Edmund Morris was best known as the author of an acclaimed triptych on Theodore Roosevelt. He’s one of the best of the notable group of popular historians who rose to fame in the 1970s and 1980s, continuing to the present day. As academe retreats into insularity, gifted writers such as Morris and David McCullough have brought history and biography to life for millions of Americans.
Morris’s decision to engage the life and legacy of Thomas Alva Edison was inspired. His deep study of Theodore Roosevelt positioned him well both to comprehend the significance of Edison and do the granular work to bring an increasingly distant figure to life.
Morris as Literary Biographer
As with TR, Edison’s life and work is singular and of a piece with his own time. Morris also demonstrates how strikingly relevant many aspects of their era is to our own. The transformational changes in technology, culture, and politics now underway are no more profound than those of a century ago. One could argue that the people of that time faced greater challenges.
His debut biography, The Rise of Theodore Roosevelt, is memorable for the match of Roosevelt’s larger-than-life early years with Morris’s literary sensibility. His subsequent works have shown greater and lesser success in his attempts to create, in Roosevelt’s words, history as literature.
Morris struggled with the limitations of the biographical genre in his authorized biography of President Reagan, Dutch. It’s a commonplace that the decisions of the non-fiction writer, adhering closely to the facts, may nonetheless depart from ultimate understanding or truth. Unable to get hold of Reagan as a political and cultural figure, Morris inserted himself as a fictional narrator, commenting on real-life events. The result was disappointing if not tragic; he was the late president’s authorized biographer, accorded rare access to the administration and its papers.
Edison’s ‘Rosebud’ Moment
In Edison, Morris faced the task of introducing the life and times of a figure whose accomplishments literally transformed the reality of life for his nation and the entire planet. The inventor emerges as not an entirely appealing personality. His legendary capacity for concentration and extended work was accompanied by strained personal and professional relationships.

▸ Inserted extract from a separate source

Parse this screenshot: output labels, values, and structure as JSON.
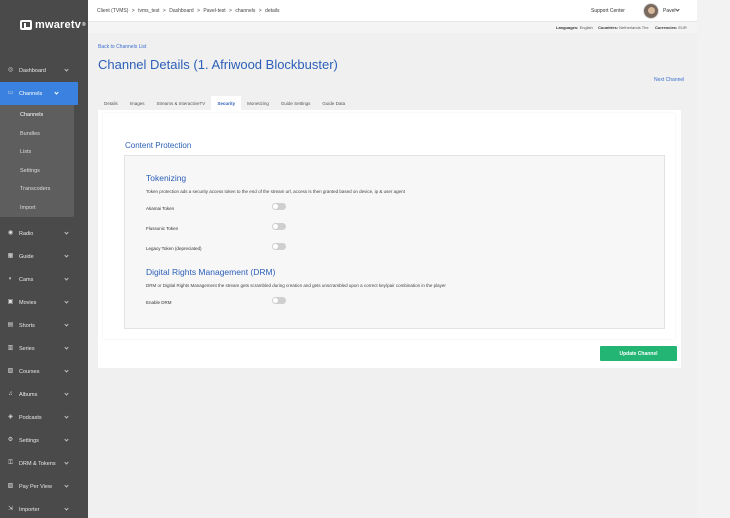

Edison was a great inventor by any reckoning. He was also remote and callous.
Morris reverses the chronology of Edison’s life. He opens with his subject’s death. This enables him to establish Edison’s significance and recognition by his contemporaries. Morris then moves backwards, dividing the life of the “Wizard of Menlo Park” by the subjects of his work.
It’s as if Thomas Alva Edison, phenomenon, is a great tree that Morris prunes and finally cuts to its core, its roots. The “Rosebud” moment, in Morris’s rendering, is Edison’s childhood loss of hearing. This is at once poignant—Edison’s inventions including breakthroughs in the transmission and recording of sound—and explanatory of the separation that was a foundation of his professional achievements and personal limitations.
Edison is meticulously researched and beautifully written. The book itself is well designed and formatted, with apt illustrations. It will likely not be regarded as highly as Morris’s work on Roosevelt. That may be an unapproachable standard. Nonetheless, it’s a brilliant introduction to an American original and his world.